It’s 10 o’clock in the morning, we are Friday the 3rd of october. Sitting aboard the Indian Pacific in our huge plush chairs, we wait. A whistle sound. That’s it, we go ! The train pulls into a cacophony of rattles and metal squeaks as a long lament of a tired old car.
Behind us, three adorable little girls quickly become a nightmare, unable to speak in an other way than screaming and doing a lot of caprices which their mother yields under the pressure of screams. We succeed somehow, after a while, to ignore the sound of their voice. We will spend more than 24 hours with them.

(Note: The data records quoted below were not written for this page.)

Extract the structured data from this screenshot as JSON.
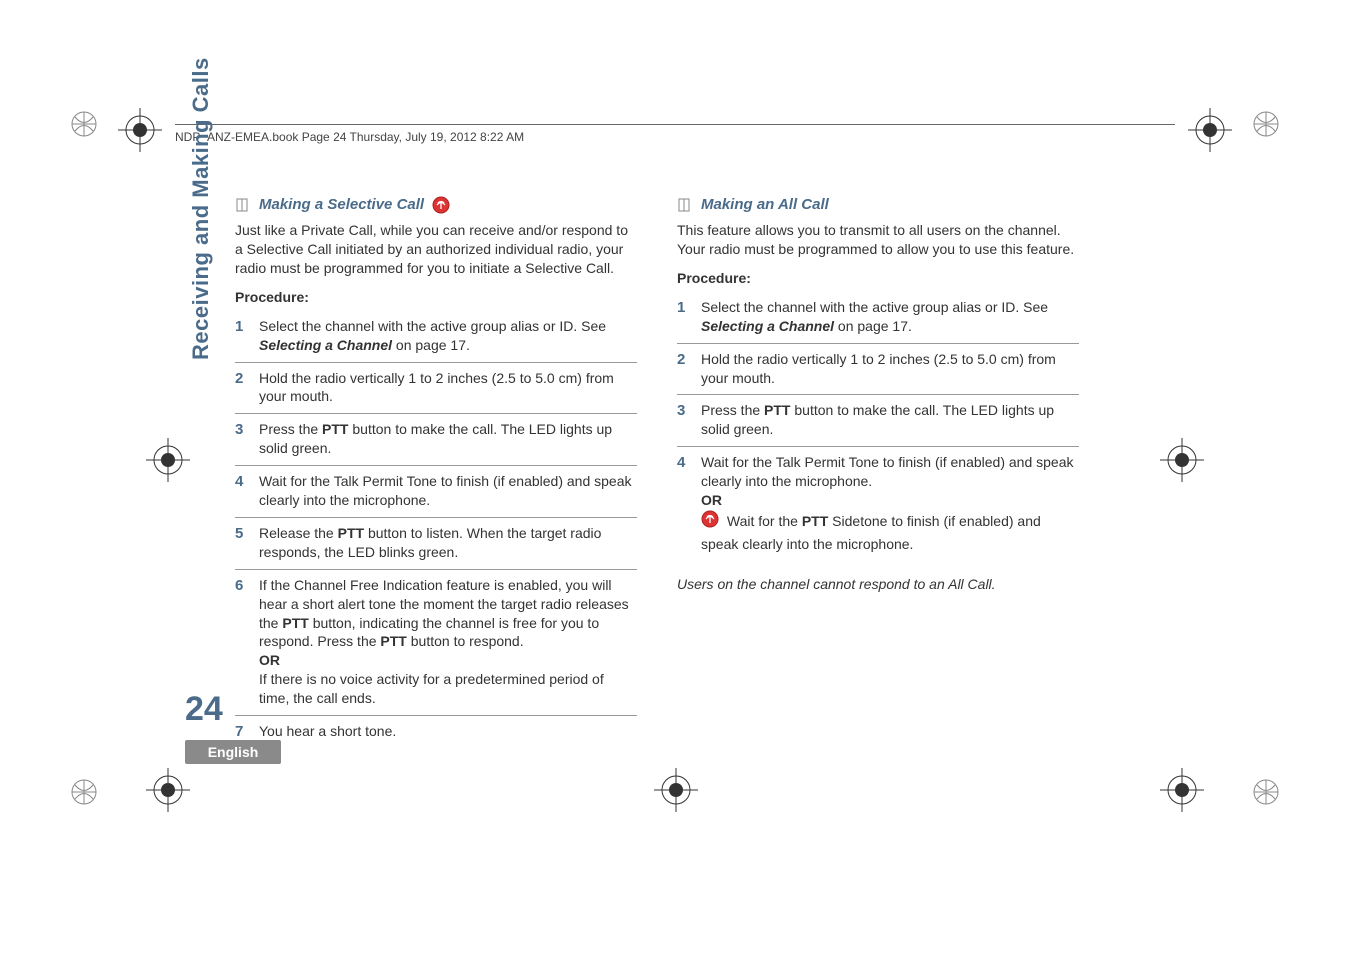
{
  "header": "NDP_ANZ-EMEA.book  Page 24  Thursday, July 19, 2012  8:22 AM",
  "sidebar_label": "Receiving and Making Calls",
  "page_number": "24",
  "language": "English",
  "left": {
    "title": "Making a Selective Call",
    "intro": "Just like a Private Call, while you can receive and/or respond to a Selective Call initiated by an authorized individual radio, your radio must be programmed for you to initiate a Selective Call.",
    "procedure_label": "Procedure:",
    "steps": [
      {
        "n": "1",
        "pre": "Select the channel with the active group alias or ID. See ",
        "ref": "Selecting a Channel",
        "post": " on page 17."
      },
      {
        "n": "2",
        "text": "Hold the radio vertically 1 to 2 inches (2.5 to 5.0 cm) from your mouth."
      },
      {
        "n": "3",
        "pre": "Press the ",
        "bold": "PTT",
        "post": " button to make the call. The LED lights up solid green."
      },
      {
        "n": "4",
        "text": "Wait for the Talk Permit Tone to finish (if enabled) and speak clearly into the microphone."
      },
      {
        "n": "5",
        "pre": "Release the ",
        "bold": "PTT",
        "post": " button to listen. When the target radio responds, the LED blinks green."
      },
      {
        "n": "6",
        "pre": "If the Channel Free Indication feature is enabled, you will hear a short alert tone the moment the target radio releases the ",
        "bold": "PTT",
        "mid": " button, indicating the channel is free for you to respond. Press the ",
        "bold2": "PTT",
        "post": " button to respond.",
        "or": "OR",
        "tail": "If there is no voice activity for a predetermined period of time, the call ends."
      },
      {
        "n": "7",
        "text": "You hear a short tone."
      }
    ]
  },
  "right": {
    "title": "Making an All Call",
    "intro": "This feature allows you to transmit to all users on the channel. Your radio must be programmed to allow you to use this feature.",
    "procedure_label": "Procedure:",
    "steps": [
      {
        "n": "1",
        "pre": "Select the channel with the active group alias or ID. See ",
        "ref": "Selecting a Channel",
        "post": " on page 17."
      },
      {
        "n": "2",
        "text": "Hold the radio vertically 1 to 2 inches (2.5 to 5.0 cm) from your mouth."
      },
      {
        "n": "3",
        "pre": "Press the ",
        "bold": "PTT",
        "post": " button to make the call. The LED lights up solid green."
      },
      {
        "n": "4",
        "text": "Wait for the Talk Permit Tone to finish (if enabled) and speak clearly into the microphone.",
        "or": "OR",
        "badgetail_pre": "Wait for the ",
        "badgetail_bold": "PTT",
        "badgetail_post": " Sidetone to finish (if enabled) and speak clearly into the microphone."
      }
    ],
    "note": "Users on the channel cannot respond to an All Call."
  }
}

Our train, 635m long pulled by 2 blue and yellow locomotives, slowly leaves Adelaide to head to Petersbourough and Broken Hill. We will then cross the desert and the bush until Barthust, then roll over the Blue Mountains to get to Sydney.

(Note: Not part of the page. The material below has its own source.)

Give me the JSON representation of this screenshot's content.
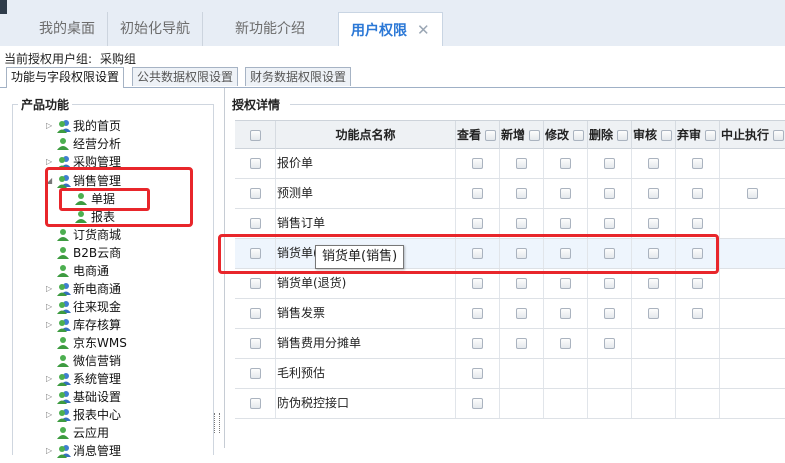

Petersbourough reached, an old farmer climbs aboard and sit next to us. Obviously missing company he keeps repeating the same thing to everyone who comes near his seat. And when no one pass, he tries to talk with us. We can catch only 1 word out of 5 he speaks, it’s not easy.
We had planned to read and admire the scenery peacefully, well, it’s going to be complicated…
While leaving the train station of this small town, the radio starts. A guitar accompanied by a harmonica plays a sad country tune on which a brokenhearted cowboy tells a beautiful love song. Then comes a trumpet and a banjo playing an old New Orleans jazz swing, on the frenzied rhythm of a brush on a drum.
The landscape changes from large green fields to that big flat and dry desert, with yellow and orange colors. There is absoluty no living soul in view, except for some great red kangaroos bouncing here and there. We have a 2 hours stop in Broken Hill where we enjoy the sunset. We do not visit the city, because we already did it on our last trip here.
We leave at night, bow our seats and fall into the arms of Morpheus.
At daybreak, we are already awake. Everybody in the wagon is snoozing peacefully. Thick fog sticks to the train like a pea puree. We stand silently on the platform between two cars, where a large window allows us to see outside at leisure and in privacy. The fleece rug encompass everything. The contours of a phantasmagorical landscape emerge here and there. Nature holds its breath. Large plant shadows arise unexpectedly at some turns. We guess the presence of sheep and cattle grazing below. Tchika-tchok Tchika-tchok, made the train. The blue fog clears, and suddenly everything changes. The hill gives birth to a large pale yellow disk. In the euphoric rebirth in the morning he turns, he fights. Its rays pierce his fog prison on a striking diffraction. We see the world against the light.
Then the train came into the heights and our hearts mark a stop. We just pierce through the cotton cover. It is so beautiful that it’s almost painful. Googly eyes so great that tears come, holding our breath, we stick our faces at the window in the vain hope to belong a little while to the wonderful world that stretches at our feet. But the train does not stop, and the landscape scrolls, idyllic, uplifting purity.
We admire together this daily miracle. But soon the beauty decays, the sun rises, the reliefs flatten. We return to our seats and give an end to both of the lemon biscuits boxes made by Rosa. They are so delicious that they will be swallowed up to the last before reaching Sydney.
Then the train slowed down and squirming, he slowly climbs a gentle slope in zigzags to be positioned on a ridge at the top of the Blue Mountains. The ride offers us a unique view of this huge endless valley covered with eucalyptus which leaves give off that bluish glow that gave its name to the region.
Finally we reach the terminus, Central Station in the heart of Sydney, from where we will start a new adventure to the north: 2300km to Townsville, final objective of our Australian trip.